A pesar de su dedicación, la labor de Fernando se ha vuelto cada vez menos rentable. "Antes, aquí siempre había trabajo, pero hoy ya no es igual. La gente busca lo más barato, y nosotros tenemos que aceptar lo que sea", explicó con resignación. Aunque la tarifa base es de 500 Bs, muchas veces se ve obligado a aceptar entre 250 y 300 Bs para asegurar su sustento. La crisis económica y la competencia de trabajadores externos que cobran menos han afectado su situación laboral.
Cuando se le pregunta qué aspectos la gente no considera sobre los oficios en el cementerio, Fernando describe su labor como ardua, de alto riesgo y poco reconocida. “La gente piensa que es fácil, pero estamos expuestos a enfermedades todo el tiempo”, señaló.
Durante la pandemia de Covid-19, la situación se volvió aún más complicada, ya que muchas familias no informaban sobre las condiciones de salud del fallecido. “Nos decían que era muerte natural, pero al manejar los restos respirábamos un polvo que no tiene olor, pero que inhalamos”, comentó Molina.
La pandemia intensificó la exposición de estos trabajadores, quienes debieron enfrentar no solo el miedo al virus, sino también la desinformación y la falta de protección adecuada. “En plena pandemia, seguimos trabajando. Les pedíamos a las familias que nos avisaran, pero muchas veces aseguraban que no era Covid”, recordó.

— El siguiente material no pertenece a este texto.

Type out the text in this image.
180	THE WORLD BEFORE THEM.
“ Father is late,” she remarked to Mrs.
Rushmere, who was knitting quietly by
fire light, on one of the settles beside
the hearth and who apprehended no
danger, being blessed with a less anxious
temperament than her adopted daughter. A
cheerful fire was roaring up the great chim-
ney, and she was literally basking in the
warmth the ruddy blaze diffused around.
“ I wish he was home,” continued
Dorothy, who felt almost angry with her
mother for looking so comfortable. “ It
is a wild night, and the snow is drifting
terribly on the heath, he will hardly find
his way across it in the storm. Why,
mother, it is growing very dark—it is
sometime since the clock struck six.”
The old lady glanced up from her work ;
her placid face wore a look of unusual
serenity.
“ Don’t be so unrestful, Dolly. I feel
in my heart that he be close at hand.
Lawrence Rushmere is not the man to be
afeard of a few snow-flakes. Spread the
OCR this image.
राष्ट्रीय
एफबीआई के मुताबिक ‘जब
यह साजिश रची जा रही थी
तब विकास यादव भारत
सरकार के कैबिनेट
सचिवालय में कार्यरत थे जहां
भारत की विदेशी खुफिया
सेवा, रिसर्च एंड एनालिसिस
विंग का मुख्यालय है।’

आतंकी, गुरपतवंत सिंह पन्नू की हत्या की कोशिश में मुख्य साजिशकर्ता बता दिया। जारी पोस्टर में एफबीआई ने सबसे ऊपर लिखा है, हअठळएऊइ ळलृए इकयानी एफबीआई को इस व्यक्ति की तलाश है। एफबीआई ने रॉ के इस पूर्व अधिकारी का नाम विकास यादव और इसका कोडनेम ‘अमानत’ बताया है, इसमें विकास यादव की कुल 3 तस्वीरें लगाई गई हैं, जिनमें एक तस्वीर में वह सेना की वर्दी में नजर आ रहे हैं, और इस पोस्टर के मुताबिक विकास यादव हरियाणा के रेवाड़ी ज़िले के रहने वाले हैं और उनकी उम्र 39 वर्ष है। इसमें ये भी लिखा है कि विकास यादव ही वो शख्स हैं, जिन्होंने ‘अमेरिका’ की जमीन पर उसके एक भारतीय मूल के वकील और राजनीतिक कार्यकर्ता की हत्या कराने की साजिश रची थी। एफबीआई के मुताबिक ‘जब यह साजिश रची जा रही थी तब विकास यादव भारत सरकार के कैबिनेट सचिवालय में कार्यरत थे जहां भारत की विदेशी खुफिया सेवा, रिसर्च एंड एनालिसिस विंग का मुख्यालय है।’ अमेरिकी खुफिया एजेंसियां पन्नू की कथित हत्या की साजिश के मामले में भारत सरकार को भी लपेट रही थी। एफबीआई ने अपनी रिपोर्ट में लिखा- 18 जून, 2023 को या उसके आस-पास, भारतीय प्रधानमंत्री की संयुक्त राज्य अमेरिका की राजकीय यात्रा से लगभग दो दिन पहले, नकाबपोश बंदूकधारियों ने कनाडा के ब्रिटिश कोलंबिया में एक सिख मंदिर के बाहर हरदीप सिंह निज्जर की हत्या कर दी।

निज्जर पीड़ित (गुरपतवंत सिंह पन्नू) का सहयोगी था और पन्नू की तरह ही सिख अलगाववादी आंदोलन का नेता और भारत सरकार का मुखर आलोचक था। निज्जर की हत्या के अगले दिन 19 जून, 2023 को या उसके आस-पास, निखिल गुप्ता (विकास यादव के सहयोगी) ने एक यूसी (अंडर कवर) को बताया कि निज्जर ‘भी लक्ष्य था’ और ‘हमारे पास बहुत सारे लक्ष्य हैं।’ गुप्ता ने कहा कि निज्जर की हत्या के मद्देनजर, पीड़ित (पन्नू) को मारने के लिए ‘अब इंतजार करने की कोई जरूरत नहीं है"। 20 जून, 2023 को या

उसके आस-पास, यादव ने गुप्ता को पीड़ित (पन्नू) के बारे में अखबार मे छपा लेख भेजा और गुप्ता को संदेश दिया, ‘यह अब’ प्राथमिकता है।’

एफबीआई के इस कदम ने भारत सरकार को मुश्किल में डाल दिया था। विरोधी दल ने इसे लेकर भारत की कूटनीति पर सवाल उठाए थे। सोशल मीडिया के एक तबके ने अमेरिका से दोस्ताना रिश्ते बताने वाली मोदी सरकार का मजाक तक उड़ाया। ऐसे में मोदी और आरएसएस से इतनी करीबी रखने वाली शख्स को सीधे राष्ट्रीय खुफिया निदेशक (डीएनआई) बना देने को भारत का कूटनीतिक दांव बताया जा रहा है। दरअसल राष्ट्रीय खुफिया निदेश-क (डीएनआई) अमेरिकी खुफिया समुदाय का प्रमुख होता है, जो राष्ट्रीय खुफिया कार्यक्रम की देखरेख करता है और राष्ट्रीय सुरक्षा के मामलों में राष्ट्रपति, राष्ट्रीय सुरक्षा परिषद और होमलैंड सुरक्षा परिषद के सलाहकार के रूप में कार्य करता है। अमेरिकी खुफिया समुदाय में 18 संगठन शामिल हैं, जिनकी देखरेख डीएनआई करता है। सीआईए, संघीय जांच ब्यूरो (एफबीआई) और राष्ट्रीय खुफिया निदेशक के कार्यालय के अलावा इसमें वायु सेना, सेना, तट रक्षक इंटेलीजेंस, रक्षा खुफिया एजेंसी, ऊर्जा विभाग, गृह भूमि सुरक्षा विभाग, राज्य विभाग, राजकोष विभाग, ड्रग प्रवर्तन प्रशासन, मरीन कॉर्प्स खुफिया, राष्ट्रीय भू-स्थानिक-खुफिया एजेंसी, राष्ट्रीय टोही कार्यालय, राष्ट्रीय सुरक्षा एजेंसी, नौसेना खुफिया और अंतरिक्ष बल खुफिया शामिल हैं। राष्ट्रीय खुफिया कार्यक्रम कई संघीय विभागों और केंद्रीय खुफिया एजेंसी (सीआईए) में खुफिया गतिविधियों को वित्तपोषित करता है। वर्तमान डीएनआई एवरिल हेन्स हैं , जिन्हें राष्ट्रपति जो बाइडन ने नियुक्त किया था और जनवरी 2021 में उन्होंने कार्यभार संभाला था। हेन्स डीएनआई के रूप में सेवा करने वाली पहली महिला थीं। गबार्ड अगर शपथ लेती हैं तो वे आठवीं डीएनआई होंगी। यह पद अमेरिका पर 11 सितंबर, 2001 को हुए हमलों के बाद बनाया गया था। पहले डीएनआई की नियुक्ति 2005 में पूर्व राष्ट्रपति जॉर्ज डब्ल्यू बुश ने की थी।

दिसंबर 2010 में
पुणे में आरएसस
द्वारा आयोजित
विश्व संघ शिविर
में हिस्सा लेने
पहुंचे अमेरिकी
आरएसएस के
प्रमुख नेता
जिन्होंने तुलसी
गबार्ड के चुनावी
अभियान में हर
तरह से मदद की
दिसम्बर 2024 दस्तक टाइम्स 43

"Enterrar a un muerto no es jugarreta; tenemos que cumplir, porque no se trata solo de cavar y tapar", recalcó, destacando la importancia del respeto hacia las familias que han perdido a sus seres queridos. Fernando enfatizó que su labor va más allá del esfuerzo físico necesario para excavar y cubrir tumbas; también implica un profundo compromiso hacia las familias y los fallecidos, así como responsabilidades acordadas por el sindicato.
En relación a las costumbres de estas fechas, Fernando ha notado cambios significativos en la forma en que se recuerda a los difuntos. "Hoy casi nadie viene. Antes, las familias cuidaban y embellecían las tumbas, pero eso se ha perdido. Es triste ver que solo vienen el Día de Todos Santos y el Día de los Difuntos y después no vuelven hasta el próximo año", lamentó. A lo largo de los años, ha visto cómo muchas tumbas quedan abandonadas, lo que refleja un desapego hacia quienes han partido.
De igual forma, su experiencia en el cementerio le ha brindado una nueva perspectiva sobre la vida y la importancia de valorar a los seres queridos. “Es como cuando traen flores. ¿Para qué? Los muertos ya no ven ni escuchan. Hay que amar a los vivos, no esperar a que se vayan”, reflexionó.
A pesar de las dificultades y los cambios que ha presenciado a lo largo de los años, Fernando Molina sigue comprometido con su labor en el Cementerio General. Su historia es un recordatorio de la importancia del respeto y la dignidad en el manejo de la muerte, así como de la importancia de valorar a quienes amamos mientras aún están con nosotros.